What Do You Want to T.E.L.L. Your Children?


A little advice.

by John Croyle

 

After 40 years of raising nearly 2,000 children at Big Oak Ranch, experience has taught us a few things that might be of assistance for any of you who are raising your children or hoping to have an influence as a grandparent. Every day, I meet parents who are frantically searching for that magic formula that will be a guideline they could follow to successfully prepare their children for the future. 

The bad news: There is no magic when it comes to raising our children. It’s truly the toughest job you and I will ever face. Period. No two kids are going to be alike and no set pattern or philosophy will produce the elusive “perfect child.”

But now the good news: There is hope.  But let me explain by first asking you a question: What do you want to T.E.L.L. your children? We can use this acronym to help us illustrate some things we have learned over the past 40 years.

 

T = Train

We train our dogs and our cats, and yes, even wives train their husbands. We must also set up a plan to train our children. You are going to get all kinds of childrearing advice, some solicited and some unsolicited. I would be very presumptuous to try to tell you how to train your child. But remember this—It’s not built on what others think you need to train into your children.

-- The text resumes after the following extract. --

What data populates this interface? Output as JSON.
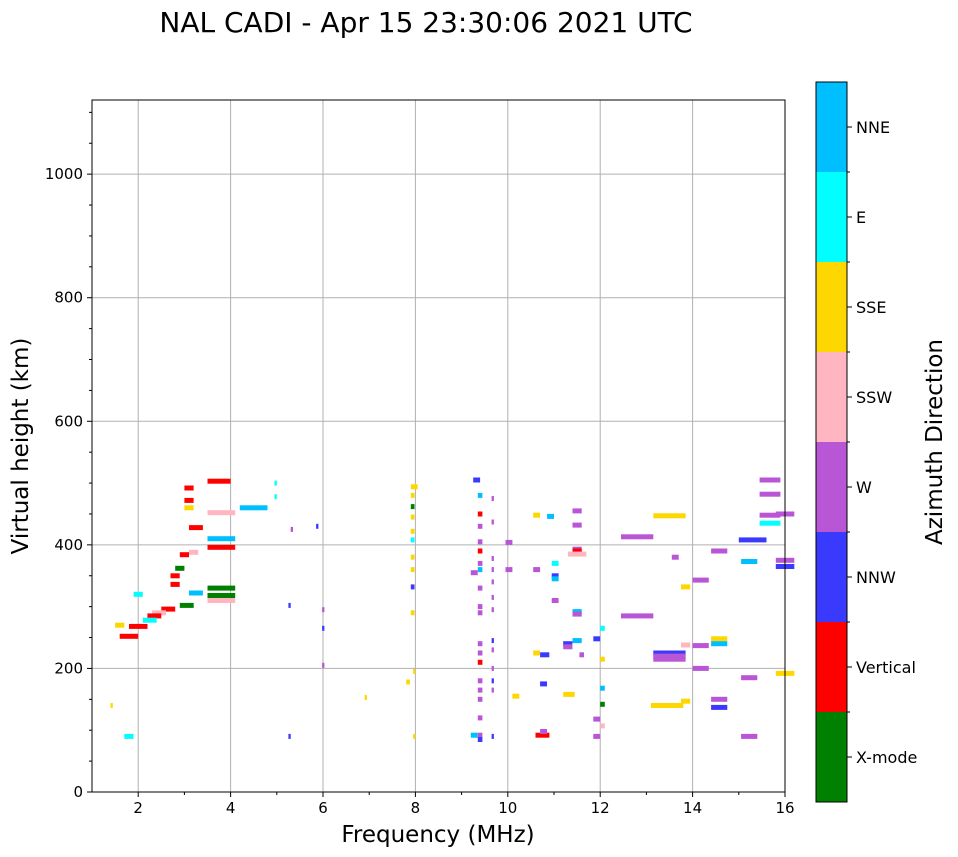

My first recommendation is to start simple. As your child grows, so do the training plans. Why not sit alone and make a list of the things you want to teach your child? Truly decide in your mind and your heart that you really want to train these certain things into your child. Then pray and ask for the Lord’s wisdom. Then sit down with your mate and go over the list of what you want. Once you both are on the same page, just do it!

 

E = Encourage 

Anyone can be negative and condescending to a child who has really messed up. It’s easy to beat someone down. Real parenting is having the skills and applying those skills to make your child feel encouraged. When a child comes to Big Oak Ranch, we simply offer them a hope at a better life than the one they have experienced. We know that if we encourage them, most times they respond.

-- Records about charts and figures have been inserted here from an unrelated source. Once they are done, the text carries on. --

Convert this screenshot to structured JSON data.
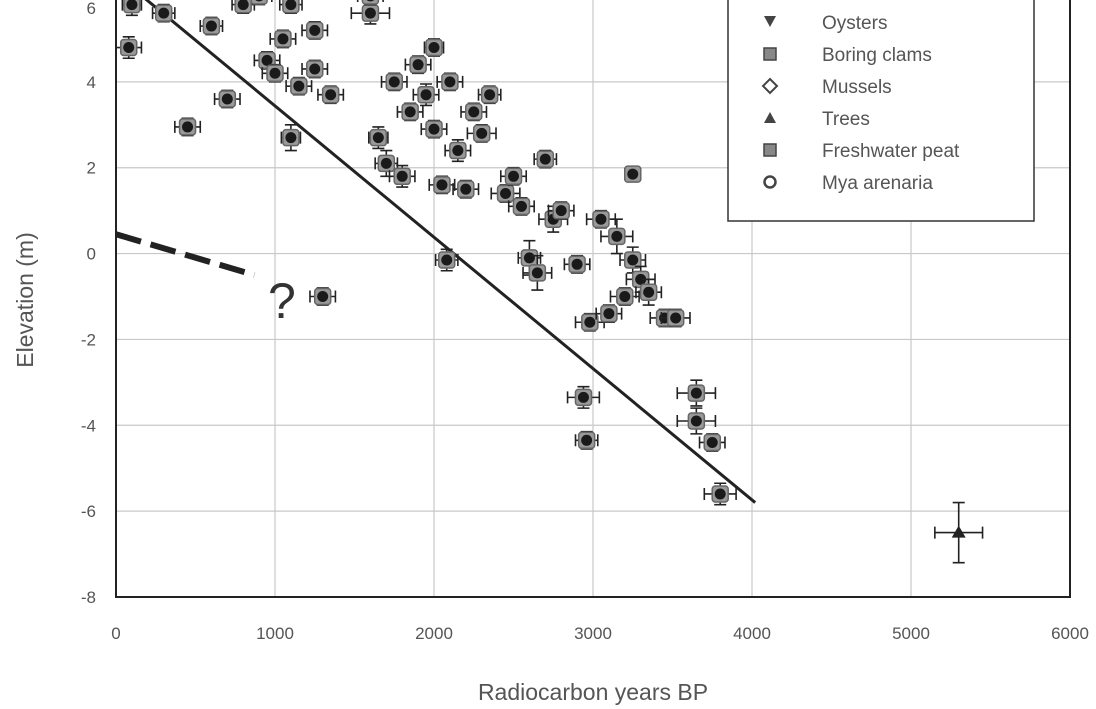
{
  "chart_data": {
    "type": "scatter",
    "xlabel": "Radiocarbon years BP",
    "ylabel": "Elevation (m)",
    "xlim": [
      0,
      6000
    ],
    "ylim": [
      -8,
      6
    ],
    "xticks": [
      "0",
      "1000",
      "2000",
      "3000",
      "4000",
      "5000",
      "6000"
    ],
    "yticks": [
      "-8",
      "-6",
      "-4",
      "-2",
      "0",
      "2",
      "4",
      "6"
    ],
    "grid": true,
    "legend_position": "top-right",
    "legend": [
      {
        "label": "Oysters",
        "marker": "triangle-down"
      },
      {
        "label": "Boring clams",
        "marker": "square"
      },
      {
        "label": "Mussels",
        "marker": "diamond"
      },
      {
        "label": "Trees",
        "marker": "triangle-up"
      },
      {
        "label": "Freshwater peat",
        "marker": "square"
      },
      {
        "label": "Mya arenaria",
        "marker": "circle"
      }
    ],
    "annotation": "?",
    "fit_line": {
      "x": [
        0,
        4020
      ],
      "y": [
        6.5,
        -5.8
      ]
    },
    "dashed_line": {
      "x": [
        0,
        870
      ],
      "y": [
        0.45,
        -0.5
      ]
    },
    "points": [
      {
        "x": 100,
        "y": 5.8,
        "xerr": 60,
        "yerr": 0.25
      },
      {
        "x": 80,
        "y": 4.8,
        "xerr": 80,
        "yerr": 0.25
      },
      {
        "x": 300,
        "y": 5.6,
        "xerr": 70,
        "yerr": 0.2
      },
      {
        "x": 450,
        "y": 2.95,
        "xerr": 80,
        "yerr": 0.2
      },
      {
        "x": 600,
        "y": 5.3,
        "xerr": 70,
        "yerr": 0.2
      },
      {
        "x": 700,
        "y": 3.6,
        "xerr": 80,
        "yerr": 0.2
      },
      {
        "x": 800,
        "y": 5.8,
        "xerr": 70,
        "yerr": 0.2
      },
      {
        "x": 900,
        "y": 6.0,
        "xerr": 80,
        "yerr": 0.2
      },
      {
        "x": 950,
        "y": 4.5,
        "xerr": 80,
        "yerr": 0.2
      },
      {
        "x": 1000,
        "y": 4.2,
        "xerr": 80,
        "yerr": 0.2
      },
      {
        "x": 1050,
        "y": 5.0,
        "xerr": 80,
        "yerr": 0.2
      },
      {
        "x": 1100,
        "y": 2.7,
        "xerr": 60,
        "yerr": 0.3
      },
      {
        "x": 1100,
        "y": 5.8,
        "xerr": 70,
        "yerr": 0.2
      },
      {
        "x": 1150,
        "y": 3.9,
        "xerr": 80,
        "yerr": 0.2
      },
      {
        "x": 1250,
        "y": 5.2,
        "xerr": 80,
        "yerr": 0.2
      },
      {
        "x": 1250,
        "y": 4.3,
        "xerr": 80,
        "yerr": 0.2
      },
      {
        "x": 1300,
        "y": -1.0,
        "xerr": 80,
        "yerr": 0.2
      },
      {
        "x": 1350,
        "y": 3.7,
        "xerr": 80,
        "yerr": 0.2
      },
      {
        "x": 1600,
        "y": 5.6,
        "xerr": 120,
        "yerr": 0.25
      },
      {
        "x": 1600,
        "y": 6.0,
        "xerr": 80,
        "yerr": 0.2
      },
      {
        "x": 1650,
        "y": 2.7,
        "xerr": 60,
        "yerr": 0.25
      },
      {
        "x": 1700,
        "y": 2.1,
        "xerr": 70,
        "yerr": 0.3
      },
      {
        "x": 1750,
        "y": 4.0,
        "xerr": 80,
        "yerr": 0.2
      },
      {
        "x": 1800,
        "y": 1.8,
        "xerr": 80,
        "yerr": 0.25
      },
      {
        "x": 1850,
        "y": 3.3,
        "xerr": 80,
        "yerr": 0.2
      },
      {
        "x": 1900,
        "y": 4.4,
        "xerr": 80,
        "yerr": 0.2
      },
      {
        "x": 1950,
        "y": 3.7,
        "xerr": 80,
        "yerr": 0.25
      },
      {
        "x": 2000,
        "y": 2.9,
        "xerr": 80,
        "yerr": 0.2
      },
      {
        "x": 2000,
        "y": 4.8,
        "xerr": 60,
        "yerr": 0.2
      },
      {
        "x": 2050,
        "y": 1.6,
        "xerr": 80,
        "yerr": 0.2
      },
      {
        "x": 2080,
        "y": -0.15,
        "xerr": 70,
        "yerr": 0.25
      },
      {
        "x": 2100,
        "y": 4.0,
        "xerr": 80,
        "yerr": 0.2
      },
      {
        "x": 2150,
        "y": 2.4,
        "xerr": 80,
        "yerr": 0.25
      },
      {
        "x": 2200,
        "y": 1.5,
        "xerr": 80,
        "yerr": 0.2
      },
      {
        "x": 2250,
        "y": 3.3,
        "xerr": 80,
        "yerr": 0.2
      },
      {
        "x": 2300,
        "y": 2.8,
        "xerr": 90,
        "yerr": 0.2
      },
      {
        "x": 2350,
        "y": 3.7,
        "xerr": 70,
        "yerr": 0.2
      },
      {
        "x": 2450,
        "y": 1.4,
        "xerr": 90,
        "yerr": 0.2
      },
      {
        "x": 2500,
        "y": 1.8,
        "xerr": 80,
        "yerr": 0.2
      },
      {
        "x": 2550,
        "y": 1.1,
        "xerr": 80,
        "yerr": 0.2
      },
      {
        "x": 2600,
        "y": -0.1,
        "xerr": 70,
        "yerr": 0.4
      },
      {
        "x": 2650,
        "y": -0.45,
        "xerr": 90,
        "yerr": 0.4
      },
      {
        "x": 2700,
        "y": 2.2,
        "xerr": 70,
        "yerr": 0.2
      },
      {
        "x": 2750,
        "y": 0.8,
        "xerr": 90,
        "yerr": 0.3
      },
      {
        "x": 2800,
        "y": 1.0,
        "xerr": 80,
        "yerr": 0.2
      },
      {
        "x": 2900,
        "y": -0.25,
        "xerr": 80,
        "yerr": 0.2
      },
      {
        "x": 2940,
        "y": -3.35,
        "xerr": 100,
        "yerr": 0.25
      },
      {
        "x": 2960,
        "y": -4.35,
        "xerr": 70,
        "yerr": 0.2
      },
      {
        "x": 2980,
        "y": -1.6,
        "xerr": 90,
        "yerr": 0.2
      },
      {
        "x": 3050,
        "y": 0.8,
        "xerr": 90,
        "yerr": 0.2
      },
      {
        "x": 3100,
        "y": -1.4,
        "xerr": 80,
        "yerr": 0.2
      },
      {
        "x": 3150,
        "y": 0.4,
        "xerr": 100,
        "yerr": 0.4
      },
      {
        "x": 3200,
        "y": -1.0,
        "xerr": 90,
        "yerr": 0.2
      },
      {
        "x": 3250,
        "y": -0.15,
        "xerr": 80,
        "yerr": 0.3
      },
      {
        "x": 3250,
        "y": 1.85,
        "xerr": 50,
        "yerr": 0.15
      },
      {
        "x": 3300,
        "y": -0.6,
        "xerr": 90,
        "yerr": 0.3
      },
      {
        "x": 3350,
        "y": -0.9,
        "xerr": 80,
        "yerr": 0.3
      },
      {
        "x": 3450,
        "y": -1.5,
        "xerr": 90,
        "yerr": 0.2
      },
      {
        "x": 3520,
        "y": -1.5,
        "xerr": 90,
        "yerr": 0.2
      },
      {
        "x": 3650,
        "y": -3.25,
        "xerr": 120,
        "yerr": 0.3
      },
      {
        "x": 3650,
        "y": -3.9,
        "xerr": 120,
        "yerr": 0.3
      },
      {
        "x": 3750,
        "y": -4.4,
        "xerr": 80,
        "yerr": 0.2
      },
      {
        "x": 3800,
        "y": -5.6,
        "xerr": 100,
        "yerr": 0.25
      },
      {
        "x": 5300,
        "y": -6.5,
        "xerr": 150,
        "yerr": 0.7
      }
    ]
  }
}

Perhaps you are on your kid’s back most of the time and you have seen little results. Why not try encouragement? I promise it will work. Just ask for wisdom, and the Lord will arrive on time every time.

 

L = Listen

As parents, we sometimes get so caught up in teaching and instructing life’s lessons that we forget the power of listening…especially to our children. We are so focused on what we feel we need to say that we don’t listen with our ears, and we lose the ability to listen with our eyes. Reading our child’s body language, attitude, facial expressions, and overall demeanor can become a challenge. From the child’s point of view, if what they have to say is not important enough for you to even listen, why should they share how they are feeling or talk to you about what issues are causing problems?

So many parents say, “Where did this attitude come from? I had no idea.” Cluelessness is often the result of not paying attention. Listening is a trait to be practiced daily with everyone, but especially with your children if you want them to know that you care about them.

 

L = Laugh

Learn to laugh!

If you get one thing from this article, I hope it is realizing your kids are not going to be perfect—and face the truth that you and I as parents definitely aren’t, either.

Many parents get so wound up with issues large and small that every time they enter the room with their families, everyone gets on edge. Is this how you want to be remembered? Or will your children naturally smile when they think of you and the life you lived before them?

Of course there are times when you have to be strict. But remember to have balance in all things, and don’t take yourself too seriously. Have fun, and enjoy life, and your children will do the same. I promise you’ll see the fruit of this approach now and in years to come.

Now, I’ll ask you again: What do you want to T.E.L.L. your children?